As stated, our task is to determine whether a rational trier of fact can find the essential element of intimidation beyond a reasonable doubt, even when all the evidence is viewed in the light most favorable to the prosecution.  While a rational trier of fact could certainly conclude beyond a reasonable doubt that the defendant intended to influence the witness’s testimony, the Commonwealth’s evidence did not allow the jury to find beyond a reasonable doubt that he was speaking in code, and intended to influence the testimony by intimidation.

Judgment reversed.


Verdict set aside.


Judgment shall enter for the                                         defendant.

[1] Other charges, including assault and battery and assault and battery by means of a dangerous weapon, resulted in not guilty verdicts.


[2] We do not include the evidence introduced by the defendant in our consideration of the sufficiency of the Commonwealth’s case.

[3] The witness’s roommate testified that he understood the “200 new friends” to refer to the Lynn police department.  It is undisputed that there are approximately 200 police officers in the Lynn police department.

[4] The witness’s roommate, who was again present, recollected that this second meeting took place in the driveway, not inside the house.  The roommate testified that at this second meeting the witness appeared to be “[s]till a little nervous but not as nervous as the first conversation” and that the defendant seemed “relieved.”


[5] The evidence suggests that this telephone conversation was initiated by the police as a follow-up to their investigation of the confrontation.

[6] Although the indictment tracks the statutory language (“misleads, intimidates or harasses”), the Commonwealth’s case was presented exclusively as involving either a promise of something of value, see G. L. c. 268, § 13B(1)(b), or intimidation. Thus the only issue on appeal is whether the defendant’s conduct supports a conviction of intimidation.  It is undisputed that this case involves “a witness . . . at any stage of a criminal investigation.”

[7] The claim was properly preserved at trial.


[8]We do not infer anything from the jury’s failure to check the special question form’s box labeled “offering something of value” except a failure to convict on that basis.  See Commonwealth v. Carlino, 449 Mass. 71, 79-80 (2007) (jury’s failure to check a box on special verdict form may be deemed neither a conviction nor an acquittal by “accident or supposition” for purposes of double jeopardy).  Our task is not to surmise the jury’s possible rationale, but rather to evaluate whether the evidence was legally sufficient to support a conviction of intimidation.

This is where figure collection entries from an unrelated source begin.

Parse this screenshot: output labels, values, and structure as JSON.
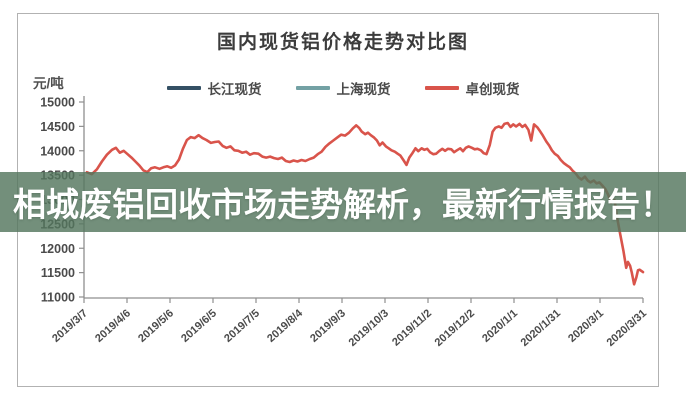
{
  "chart_data": {
    "type": "line",
    "title": "国内现货铝价格走势对比图",
    "y_unit": "元/吨",
    "ylim": [
      11000,
      15000
    ],
    "yticks": [
      15000,
      14500,
      14000,
      13500,
      13000,
      12500,
      12000,
      11500,
      11000
    ],
    "xticklabels": [
      "2019/3/7",
      "2019/4/6",
      "2019/5/6",
      "2019/6/5",
      "2019/7/5",
      "2019/8/4",
      "2019/9/3",
      "2019/10/3",
      "2019/11/2",
      "2019/12/2",
      "2020/1/1",
      "2020/1/31",
      "2020/3/1",
      "2020/3/31"
    ],
    "grid": false,
    "legend_position": "top",
    "legend": [
      {
        "label": "长江现货",
        "color": "#345064"
      },
      {
        "label": "上海现货",
        "color": "#73a1a4"
      },
      {
        "label": "卓创现货",
        "color": "#d9544b"
      }
    ],
    "series": [
      {
        "name": "卓创现货",
        "color": "#d9544b",
        "points": [
          [
            0.005,
            13560
          ],
          [
            0.014,
            13520
          ],
          [
            0.023,
            13620
          ],
          [
            0.032,
            13780
          ],
          [
            0.041,
            13920
          ],
          [
            0.05,
            14020
          ],
          [
            0.057,
            14060
          ],
          [
            0.064,
            13960
          ],
          [
            0.071,
            14000
          ],
          [
            0.078,
            13930
          ],
          [
            0.085,
            13860
          ],
          [
            0.092,
            13780
          ],
          [
            0.099,
            13700
          ],
          [
            0.106,
            13600
          ],
          [
            0.113,
            13560
          ],
          [
            0.12,
            13640
          ],
          [
            0.127,
            13660
          ],
          [
            0.135,
            13630
          ],
          [
            0.142,
            13660
          ],
          [
            0.149,
            13680
          ],
          [
            0.156,
            13650
          ],
          [
            0.163,
            13700
          ],
          [
            0.17,
            13820
          ],
          [
            0.177,
            14040
          ],
          [
            0.184,
            14220
          ],
          [
            0.191,
            14280
          ],
          [
            0.198,
            14260
          ],
          [
            0.205,
            14320
          ],
          [
            0.212,
            14260
          ],
          [
            0.219,
            14220
          ],
          [
            0.227,
            14160
          ],
          [
            0.234,
            14180
          ],
          [
            0.241,
            14190
          ],
          [
            0.248,
            14100
          ],
          [
            0.255,
            14060
          ],
          [
            0.262,
            14090
          ],
          [
            0.269,
            14010
          ],
          [
            0.276,
            14000
          ],
          [
            0.283,
            13960
          ],
          [
            0.29,
            13980
          ],
          [
            0.297,
            13920
          ],
          [
            0.304,
            13950
          ],
          [
            0.312,
            13940
          ],
          [
            0.319,
            13880
          ],
          [
            0.326,
            13860
          ],
          [
            0.333,
            13880
          ],
          [
            0.34,
            13850
          ],
          [
            0.347,
            13830
          ],
          [
            0.354,
            13860
          ],
          [
            0.361,
            13790
          ],
          [
            0.368,
            13770
          ],
          [
            0.375,
            13800
          ],
          [
            0.382,
            13780
          ],
          [
            0.389,
            13810
          ],
          [
            0.396,
            13790
          ],
          [
            0.404,
            13830
          ],
          [
            0.411,
            13860
          ],
          [
            0.418,
            13930
          ],
          [
            0.425,
            13980
          ],
          [
            0.432,
            14080
          ],
          [
            0.439,
            14150
          ],
          [
            0.446,
            14210
          ],
          [
            0.453,
            14270
          ],
          [
            0.46,
            14330
          ],
          [
            0.467,
            14310
          ],
          [
            0.474,
            14370
          ],
          [
            0.481,
            14460
          ],
          [
            0.487,
            14520
          ],
          [
            0.492,
            14470
          ],
          [
            0.497,
            14390
          ],
          [
            0.503,
            14340
          ],
          [
            0.508,
            14370
          ],
          [
            0.513,
            14320
          ],
          [
            0.519,
            14270
          ],
          [
            0.524,
            14210
          ],
          [
            0.529,
            14110
          ],
          [
            0.534,
            14170
          ],
          [
            0.54,
            14090
          ],
          [
            0.545,
            14050
          ],
          [
            0.55,
            14010
          ],
          [
            0.556,
            13980
          ],
          [
            0.561,
            13940
          ],
          [
            0.566,
            13900
          ],
          [
            0.572,
            13800
          ],
          [
            0.577,
            13710
          ],
          [
            0.582,
            13860
          ],
          [
            0.588,
            13960
          ],
          [
            0.593,
            14050
          ],
          [
            0.598,
            13990
          ],
          [
            0.604,
            14050
          ],
          [
            0.609,
            14020
          ],
          [
            0.614,
            14040
          ],
          [
            0.619,
            13970
          ],
          [
            0.625,
            13930
          ],
          [
            0.63,
            13940
          ],
          [
            0.635,
            13990
          ],
          [
            0.641,
            14040
          ],
          [
            0.646,
            14000
          ],
          [
            0.651,
            14040
          ],
          [
            0.657,
            14030
          ],
          [
            0.662,
            13970
          ],
          [
            0.667,
            14010
          ],
          [
            0.673,
            14050
          ],
          [
            0.678,
            13990
          ],
          [
            0.683,
            14060
          ],
          [
            0.688,
            14090
          ],
          [
            0.694,
            14060
          ],
          [
            0.699,
            14030
          ],
          [
            0.704,
            14040
          ],
          [
            0.71,
            14010
          ],
          [
            0.715,
            13950
          ],
          [
            0.72,
            13930
          ],
          [
            0.726,
            14120
          ],
          [
            0.731,
            14390
          ],
          [
            0.736,
            14470
          ],
          [
            0.742,
            14500
          ],
          [
            0.747,
            14470
          ],
          [
            0.752,
            14550
          ],
          [
            0.758,
            14570
          ],
          [
            0.763,
            14490
          ],
          [
            0.768,
            14540
          ],
          [
            0.773,
            14500
          ],
          [
            0.779,
            14550
          ],
          [
            0.784,
            14490
          ],
          [
            0.789,
            14530
          ],
          [
            0.795,
            14430
          ],
          [
            0.8,
            14210
          ],
          [
            0.805,
            14540
          ],
          [
            0.811,
            14480
          ],
          [
            0.816,
            14400
          ],
          [
            0.821,
            14310
          ],
          [
            0.827,
            14190
          ],
          [
            0.832,
            14110
          ],
          [
            0.837,
            14010
          ],
          [
            0.842,
            13940
          ],
          [
            0.848,
            13890
          ],
          [
            0.853,
            13810
          ],
          [
            0.858,
            13750
          ],
          [
            0.864,
            13700
          ],
          [
            0.869,
            13660
          ],
          [
            0.874,
            13590
          ],
          [
            0.88,
            13530
          ],
          [
            0.885,
            13450
          ],
          [
            0.89,
            13410
          ],
          [
            0.896,
            13470
          ],
          [
            0.901,
            13390
          ],
          [
            0.906,
            13350
          ],
          [
            0.912,
            13390
          ],
          [
            0.917,
            13330
          ],
          [
            0.922,
            13350
          ],
          [
            0.927,
            13290
          ],
          [
            0.933,
            13210
          ],
          [
            0.938,
            13090
          ],
          [
            0.943,
            12930
          ],
          [
            0.949,
            12990
          ],
          [
            0.954,
            12610
          ],
          [
            0.959,
            12300
          ],
          [
            0.965,
            11950
          ],
          [
            0.97,
            11600
          ],
          [
            0.973,
            11720
          ],
          [
            0.977,
            11640
          ],
          [
            0.98,
            11500
          ],
          [
            0.984,
            11260
          ],
          [
            0.988,
            11400
          ],
          [
            0.991,
            11550
          ],
          [
            0.994,
            11560
          ],
          [
            1.0,
            11510
          ]
        ]
      }
    ]
  },
  "overlay_banner": {
    "text": "相城废铝回收市场走势解析，最新行情报告！",
    "background": "rgba(84,118,94,0.82)",
    "text_color": "#ffffff"
  }
}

[9] The witness testified that the defendant said that he was a “fifteen year veteran, being on the Gang Unit,” and asked the witness to “keep it out of court.”

[10] On cross-examination the Commonwealth’s witness, the roommate, testified that the defendant “apologized again and again.”  Our cases do not specify whether testimony on cross-examination of the Commonwealth’s witness is considered part of the Commonwealth’s case-in-chief for purposes of a directed verdict, or is only to be included in the calculus of adequacy in a reappraisal of all the evidence after the defendant hasrested.  See, e.g., Commonwealth v. Kelley, 370 Mass. 147, 150 n.1 (1976).  Even, however, if we do not consider this portion of the roommate’s testimony at all, itleaves the record devoid of any evidence supporting an inference of a threatening or hostile demeanor.


[11] Unlike Commonwealth v. Perez, 460 Mass. 683, 703-704 (2011), this is not a case in which the record contains a history of abuse regularly inflicted by the defendant on the witness such that the witness could anticipate it would be continued.